I read this damn article and it nearly broke me.
Saw this at Target yesterday. Sent a picture to a friend, who insisted it was shopped.
So I sent him the Friends playset next to it.
My wife pointed out that nobody under the age of 35 is going to have any interest in Seinfeld. It went unsaid that nobody over the age of 35 should really have that much interest in Lego? I mean, you do you obviously but I mean.
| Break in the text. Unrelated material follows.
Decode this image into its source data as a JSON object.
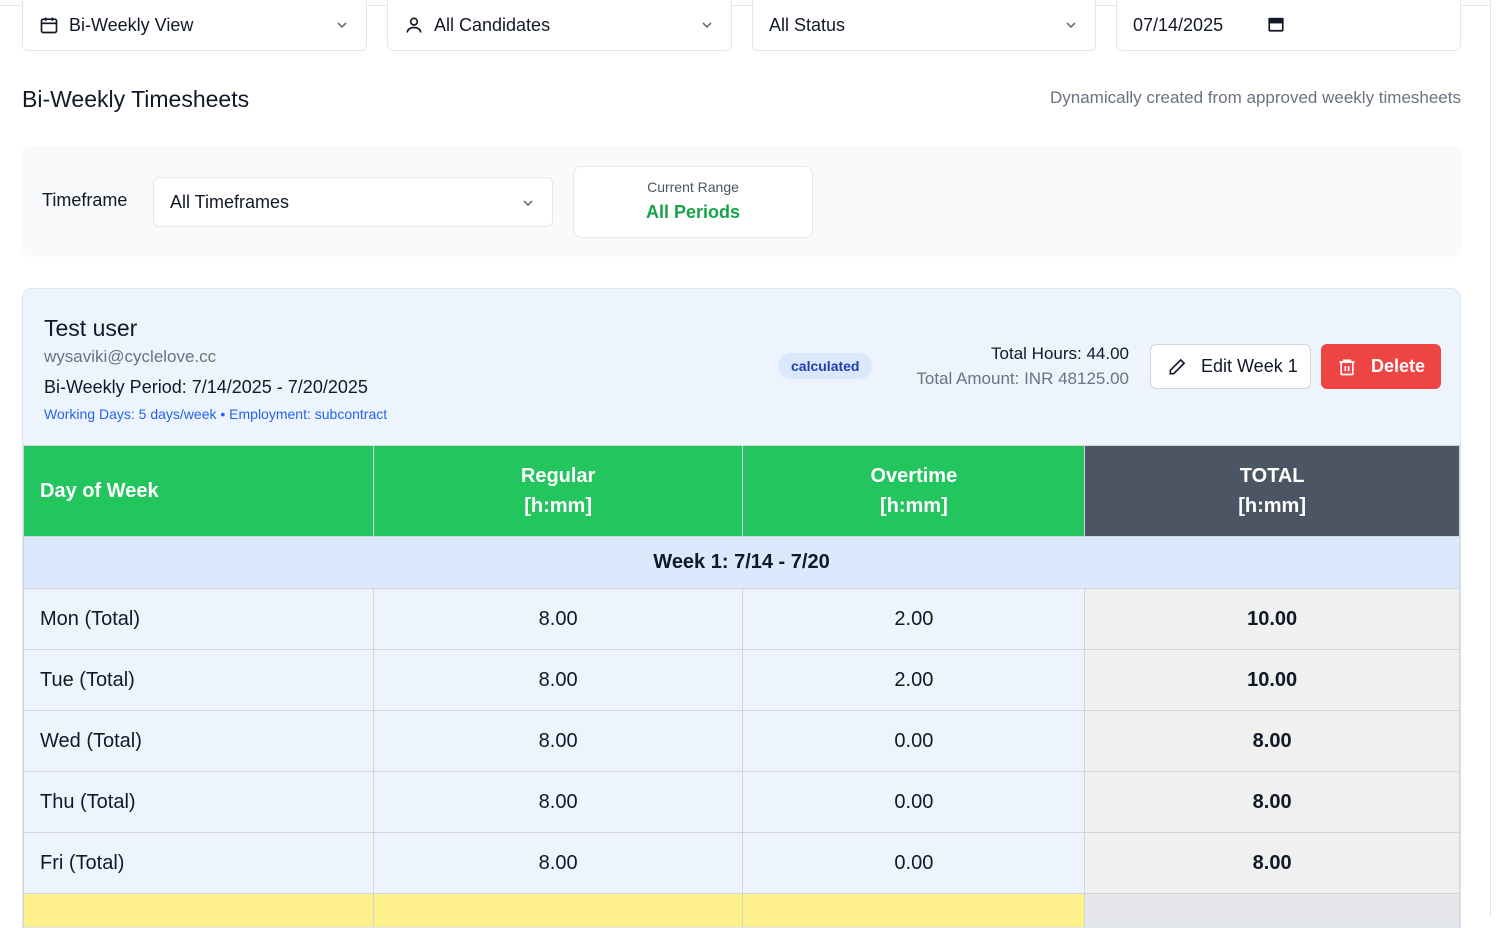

There's an article I hated at the time but can't find now that pointed out GenX's Adbusters/NoLogo culture was very much a reaction to the debased marketing culture of the '80s while Millennials' "I have a Hufflepuff tattoo" culture is very much an embracing of said-same. Street cred for being able to identify every merchandising totem in the Nerdly Hallows is a sign of a crushed culture cherishing their defeat. My god. "lego batman movie game" should be a word list on Family Feud, not a Warner Brothers property but here we are.
but god the form it takes sometimes.
Seinfeld sucks. Fight me. Beyond that, though, we've got:
- a dude with a masters degree from NYU
- who has lived with a roommate for ten years
- who is blogging for a Jewish website for a living(?)
- who lacks the skillz to find Seinfeld streaming or the budget to buy it for $20 a season on Amazon
- whose essay on "growing up with Seinfeld" got him into NYU
- who took seven days to put together a 1300-piece, $80 Lego set
- badly.
And I'm sure this is not the future he envisioned for himself. Its not the future his parents envisioned for him. 44 credits at $1800/credit is $80k in tuition to blog about Legos because they're tangentially Jewish, I guess. It's also enough to open a Subway. Make lemonade, right?
This is a dude with all the resources, all the love, and none of the future and holy shit fam the tip of the iceberg is fuckin' bleak for me today.
My legos explored strange new worlds. They were one Yellow people and they all loved it. Now they come with a Rachel haircut.